Saddleback quarterback Johnny Stanton runs past a blocked defender. The Gauchos were defeated by the Tigers, 38-18, in the 2015-2016 season. (Cliff Robbins)
Former Gaucho quarterback Johnny Stanton signed a free agent contract with the Minnesota Vikings last week following earlier recruitment to the East Coast team’s Rookie Minicamp. The successful weekend ultimately yielded an invitation for the former Gaucho to play professionally for the NFL, but his journey from Nebraska back to California and finally on to Nevada was more challenging, according to Stanton in an interview May 11.
After sustaining a serious ligament injury while playing locally for Santa Margarita Catholic High School, Stanton faced an absence from football during his recovery. Returning to play again as a quarterback for Nebraska proved challenging for reasons beyond physically healing his knee.
“I didn’t have the ability to just turn it on because with my injury, it had been so long since I had competed at a game level,” Stanton said. “When I finally got to Saddleback, and I started the first two games, they didn’t go well.

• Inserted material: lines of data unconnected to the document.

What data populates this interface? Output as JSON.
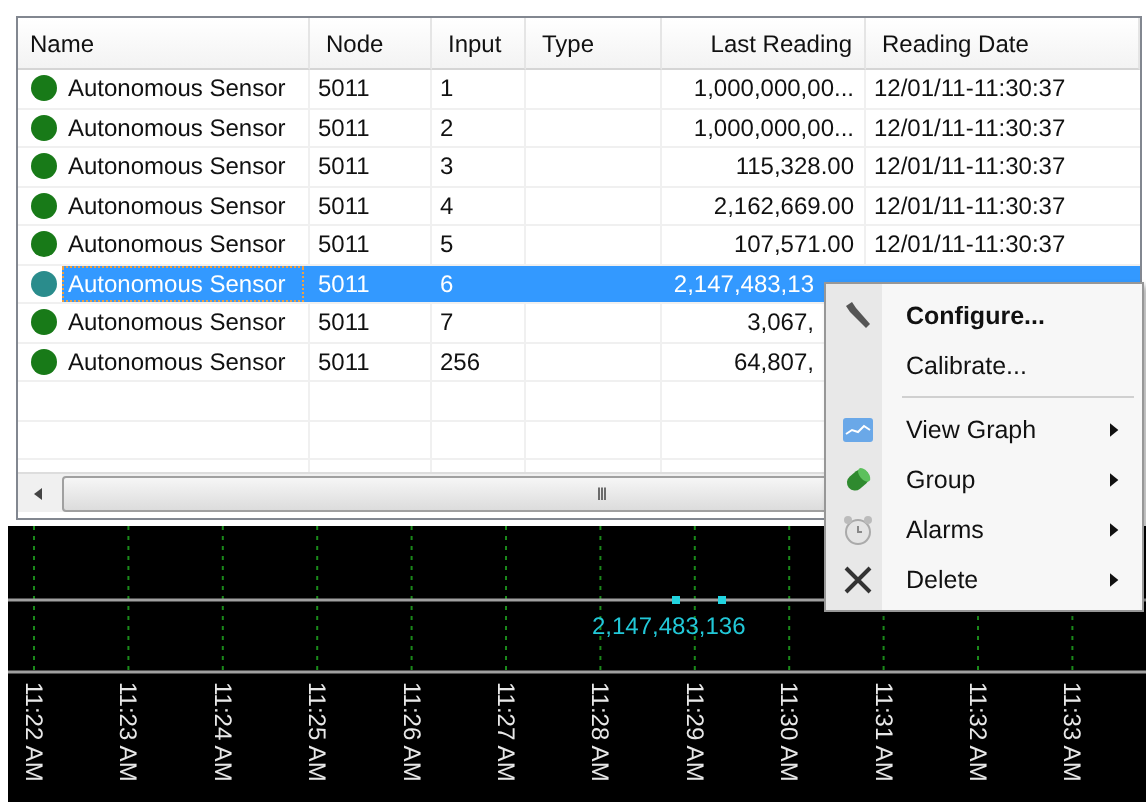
{
  "table": {
    "columns": [
      "Name",
      "Node",
      "Input",
      "Type",
      "Last Reading",
      "Reading Date"
    ],
    "rows": [
      {
        "name": "Autonomous Sensor",
        "color": "#187a18",
        "node": "5011",
        "input": "1",
        "last_reading": "1,000,000,00...",
        "reading_date": "12/01/11-11:30:37",
        "selected": false,
        "under_menu": false
      },
      {
        "name": "Autonomous Sensor",
        "color": "#187a18",
        "node": "5011",
        "input": "2",
        "last_reading": "1,000,000,00...",
        "reading_date": "12/01/11-11:30:37",
        "selected": false,
        "under_menu": false
      },
      {
        "name": "Autonomous Sensor",
        "color": "#187a18",
        "node": "5011",
        "input": "3",
        "last_reading": "115,328.00",
        "reading_date": "12/01/11-11:30:37",
        "selected": false,
        "under_menu": false
      },
      {
        "name": "Autonomous Sensor",
        "color": "#187a18",
        "node": "5011",
        "input": "4",
        "last_reading": "2,162,669.00",
        "reading_date": "12/01/11-11:30:37",
        "selected": false,
        "under_menu": false
      },
      {
        "name": "Autonomous Sensor",
        "color": "#187a18",
        "node": "5011",
        "input": "5",
        "last_reading": "107,571.00",
        "reading_date": "12/01/11-11:30:37",
        "selected": false,
        "under_menu": false
      },
      {
        "name": "Autonomous Sensor",
        "color": "#2a8c8c",
        "node": "5011",
        "input": "6",
        "last_reading": "2,147,483,13",
        "selected": true,
        "under_menu": true
      },
      {
        "name": "Autonomous Sensor",
        "color": "#187a18",
        "node": "5011",
        "input": "7",
        "last_reading": "3,067,",
        "selected": false,
        "under_menu": true
      },
      {
        "name": "Autonomous Sensor",
        "color": "#187a18",
        "node": "5011",
        "input": "256",
        "last_reading": "64,807,",
        "selected": false,
        "under_menu": true
      }
    ],
    "scrollbar_grip": "III"
  },
  "graph": {
    "point_label": "2,147,483,136",
    "time_labels": [
      "11:22 AM",
      "11:23 AM",
      "11:24 AM",
      "11:25 AM",
      "11:26 AM",
      "11:27 AM",
      "11:28 AM",
      "11:29 AM",
      "11:30 AM",
      "11:31 AM",
      "11:32 AM",
      "11:33 AM"
    ]
  },
  "context_menu": {
    "items": [
      {
        "kind": "item",
        "label": "Configure...",
        "default": true,
        "submenu": false
      },
      {
        "kind": "item",
        "label": "Calibrate...",
        "default": false,
        "submenu": false
      },
      {
        "kind": "separator"
      },
      {
        "kind": "item",
        "label": "View Graph",
        "default": false,
        "submenu": true
      },
      {
        "kind": "item",
        "label": "Group",
        "default": false,
        "submenu": true
      },
      {
        "kind": "item",
        "label": "Alarms",
        "default": false,
        "submenu": true
      },
      {
        "kind": "item",
        "label": "Delete",
        "default": false,
        "submenu": true
      }
    ]
  }
}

I got benched at halftime my second game. Then finally during the third game, things just seemed to click, and I finally had my old confidence back, and that made all the difference, just being able to get back into that game mindset and make a difference.”
Stanton went on from Saddleback College in 2015 to the University of Nevada, Las Vegas, where he received a Bachelor of Science in Kinesiology this weekend on May 12. Upon graduating from UNLV, he will soon depart to begin training with the NFL.
Although Stanton played as a quarterback much of his athletic career, he joins the Vikings now prepared to play a variety of positions but officially signed as a full back, according to the former Saddleback football star. Stanton led the Gauchos to the state championship in 2015 in both passing and rushing and was the National Division Southern League Offensive Player of the Year during his Orange County residency.
“As far as my time at Saddleback goes, I think I attribute so much of my success at UNLV towards my teammates and coaches at Saddleback,” Stanton said. “I was able to get back into that winner’s mindset while I was at Saddleback and If I’d gone straight from Nebraska to some other school and didn’t have the chance to play immediately, I wouldn’t have gotten that confidence back.”
In addition to changing up his position on the field, Stanton will also acclimate to very different temperatures at his new Vikings home, trading triple-digit heat in the summer for winter temperatures that consistently drop below freezing in snowy Minnesota. But according to Stanton his personal “game plan” will remain the same, pointing out the goal for comfort in either location is to stay indoors as much as possible. Hopefully, the new $1.13 billion translucent dome at the Vikings Stadium seen at the 2018 Super Bowl aids a reasonably comfortable transition.